Xtext is a framework for development of programming languages and domain-specific languages. With Xtext you define your language using a powerful grammar language. As a result, you get a full infrastructure, including parser, linker, typechecker, compiler as well as editing support for Eclipse, any editor that supports the Language Server Protocol and your favorite web browser

Essentially Xtext is a complete tool for creating programming languages, based on open-source software. The neat advantage of Xtext is that it is an open system, you can create a language with Xtext and then integrate it with the rest of your codebase, as you wish.

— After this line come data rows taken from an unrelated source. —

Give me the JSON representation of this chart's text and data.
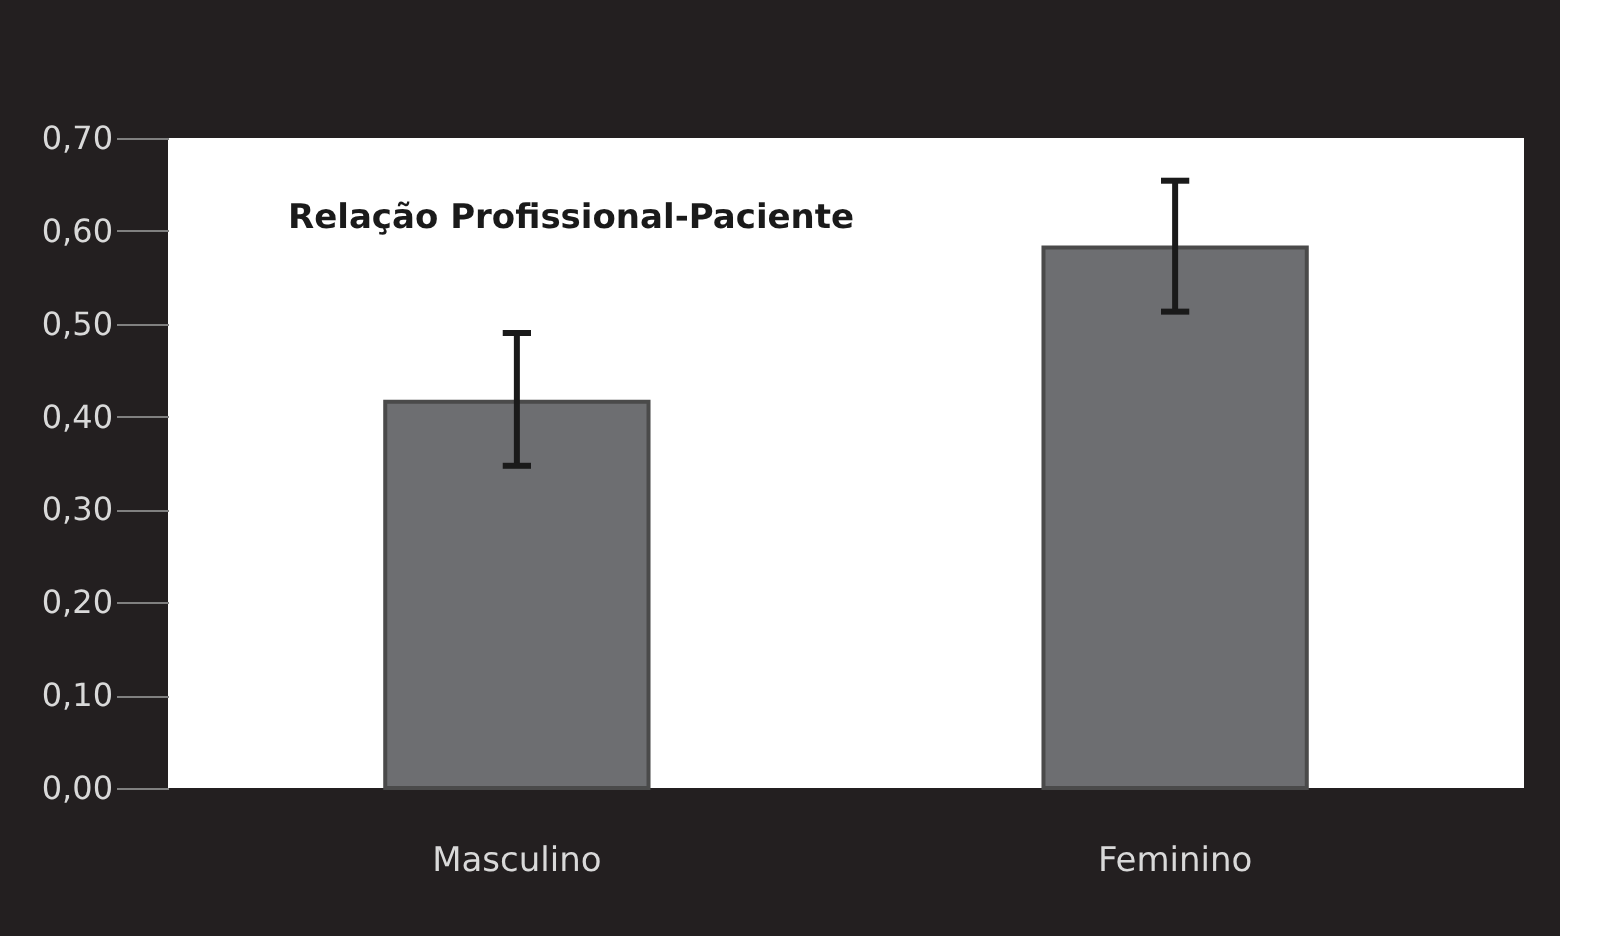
{
  "chart_data": {
    "type": "bar",
    "title": "Relação Profissional-Paciente",
    "categories": [
      "Masculino",
      "Feminino"
    ],
    "values": [
      0.416,
      0.582
    ],
    "errors": [
      [
        0.347,
        0.49
      ],
      [
        0.513,
        0.654
      ]
    ],
    "color": "#6d6e71",
    "ylim": [
      0,
      0.7
    ],
    "yticks": [
      {
        "value": 0,
        "label": "0,00"
      },
      {
        "value": 0.1,
        "label": "0,10"
      },
      {
        "value": 0.2,
        "label": "0,20"
      },
      {
        "value": 0.3,
        "label": "0,30"
      },
      {
        "value": 0.4,
        "label": "0,40"
      },
      {
        "value": 0.5,
        "label": "0,50"
      },
      {
        "value": 0.6,
        "label": "0,60"
      },
      {
        "value": 0.7,
        "label": "0,70"
      }
    ],
    "grid": false
  }
}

A tool similar in spirit to Xtext is Langium. They are both built upon open-source libraries and tools: Xtext is built upon Eclipse and ANTLR, while Langium is built upon Visual Code and Chevrotain. The difference is that Langium aids you in creating quicker individual, simple languages and that is all in TypeScript to be easily integrated with Visual Code. This makes it a great choice for web or cross-platform projects.

A different option is MetaEdit+, it is a commercial language workbench, so it is designed for companies. The interesting thing is that it was created to provide the tooling to customers who already know the domain to formalize it into a language. So, it is a tool to make it easier for domain experts to perform the work of a language engineer. In particular, it caters to companies working on well-defined products.

It is a nice example of what language engineering can do for people that are not language engineers. We have interviewed Juha-Pekka Tolvanen, one of the people behind MetaEdit+, so you may watch that interview to learn more about MetaEdit+.

If you are interested in starting slow with language workbenches, you might want to start with textX. It is essentially a suite of Python modules that come together to create a simple but functional language workbench to create languages from Python. It can only be used from Python, but it is easy to start. You can read our tutorial: Quick Domain-Specific Languages in Python with textX.

Summary

We have seen how to get into the fascinating field of Language Engineering: how to start, a map of the main topics, and the tools you can use. We hoped to have succeeded in transforming an abstract topic into a series of understandable topics that can help you navigate the field.